Our new CPD programme, called ‘Understanding The Pathways Into Music’, celebrates the role music educators play in supporting young people’s musical journeys.

The programme not only helps to provide music educators that base-line of music industry knowledge that they need, but also seeks to connect educators with each other as well as the wider industry, and to map and signpost support.

The pilot event taking place this weekend in Derby, enabled by Arts Council England support, brings together more than 50 educators involved with teaching and supporting young people at year seven and above. The participants in the pilot come from a wide range of backgrounds, including schools, music education hubs, colleges, universities and talent development organisations.

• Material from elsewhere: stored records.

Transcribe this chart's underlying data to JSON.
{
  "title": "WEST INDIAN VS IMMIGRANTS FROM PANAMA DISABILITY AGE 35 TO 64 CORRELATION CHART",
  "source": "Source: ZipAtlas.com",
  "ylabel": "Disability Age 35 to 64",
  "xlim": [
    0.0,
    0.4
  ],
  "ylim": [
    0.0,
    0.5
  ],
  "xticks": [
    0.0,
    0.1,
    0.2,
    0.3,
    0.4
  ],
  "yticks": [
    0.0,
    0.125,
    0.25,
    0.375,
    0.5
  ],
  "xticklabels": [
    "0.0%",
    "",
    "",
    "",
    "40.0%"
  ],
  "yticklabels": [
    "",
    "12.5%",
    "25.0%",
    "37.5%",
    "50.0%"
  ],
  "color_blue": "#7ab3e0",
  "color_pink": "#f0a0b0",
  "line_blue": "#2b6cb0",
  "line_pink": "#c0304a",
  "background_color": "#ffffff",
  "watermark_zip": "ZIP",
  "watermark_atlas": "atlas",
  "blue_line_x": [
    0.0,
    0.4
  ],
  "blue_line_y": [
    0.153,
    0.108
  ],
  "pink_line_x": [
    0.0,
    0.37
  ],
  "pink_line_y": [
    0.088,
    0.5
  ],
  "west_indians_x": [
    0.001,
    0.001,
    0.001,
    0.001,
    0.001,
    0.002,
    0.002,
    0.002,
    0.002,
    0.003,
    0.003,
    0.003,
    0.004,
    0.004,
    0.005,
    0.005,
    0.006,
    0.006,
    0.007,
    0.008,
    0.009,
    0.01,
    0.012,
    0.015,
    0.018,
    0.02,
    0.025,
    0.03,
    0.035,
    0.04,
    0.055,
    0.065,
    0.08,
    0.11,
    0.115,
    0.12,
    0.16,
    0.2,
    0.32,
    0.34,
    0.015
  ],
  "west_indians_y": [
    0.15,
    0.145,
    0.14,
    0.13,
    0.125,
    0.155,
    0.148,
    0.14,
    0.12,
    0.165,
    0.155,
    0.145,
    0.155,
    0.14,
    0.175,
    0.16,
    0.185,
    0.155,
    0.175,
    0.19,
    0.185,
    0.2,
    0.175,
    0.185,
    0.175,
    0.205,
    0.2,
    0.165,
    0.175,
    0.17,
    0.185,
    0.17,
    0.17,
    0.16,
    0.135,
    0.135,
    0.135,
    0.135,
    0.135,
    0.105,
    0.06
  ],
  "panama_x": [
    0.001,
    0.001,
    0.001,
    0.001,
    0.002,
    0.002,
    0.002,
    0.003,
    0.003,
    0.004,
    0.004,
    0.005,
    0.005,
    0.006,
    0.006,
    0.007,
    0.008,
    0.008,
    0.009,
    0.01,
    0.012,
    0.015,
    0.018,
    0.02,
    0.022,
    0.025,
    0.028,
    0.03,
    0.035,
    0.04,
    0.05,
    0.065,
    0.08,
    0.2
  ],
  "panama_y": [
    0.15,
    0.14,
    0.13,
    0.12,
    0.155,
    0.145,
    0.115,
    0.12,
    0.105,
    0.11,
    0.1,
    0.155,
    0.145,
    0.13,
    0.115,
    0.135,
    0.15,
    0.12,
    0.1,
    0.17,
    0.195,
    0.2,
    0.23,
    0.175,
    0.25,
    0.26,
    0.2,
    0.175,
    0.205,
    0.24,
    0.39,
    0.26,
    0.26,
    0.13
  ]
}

They will gain knowledge, information and expertise from the Pathways team and each other, joining discussions around the links between education and industry, and the various pathways into careers in music. The pilot participants will also inform Pathways Into Music’s longer-term work that seeks to build networks that can help ensure that music educators at all levels and in all locations are appropriately equipped to support the next generation of music talent.

Those networks are an important part of the music industry talent pipeline of both music-makers and music industry professionals and entrepreneurs.

Furthermore, the kind of information and skills we are encouraging the educators to share are also valuable in many other careers in the creative industries, marketing and communication sectors, and many other sectors too.

We hope that the pilot weekend will provide plenty of food for thought and useful feedback that we can use to inform successive events across the UK and beyond.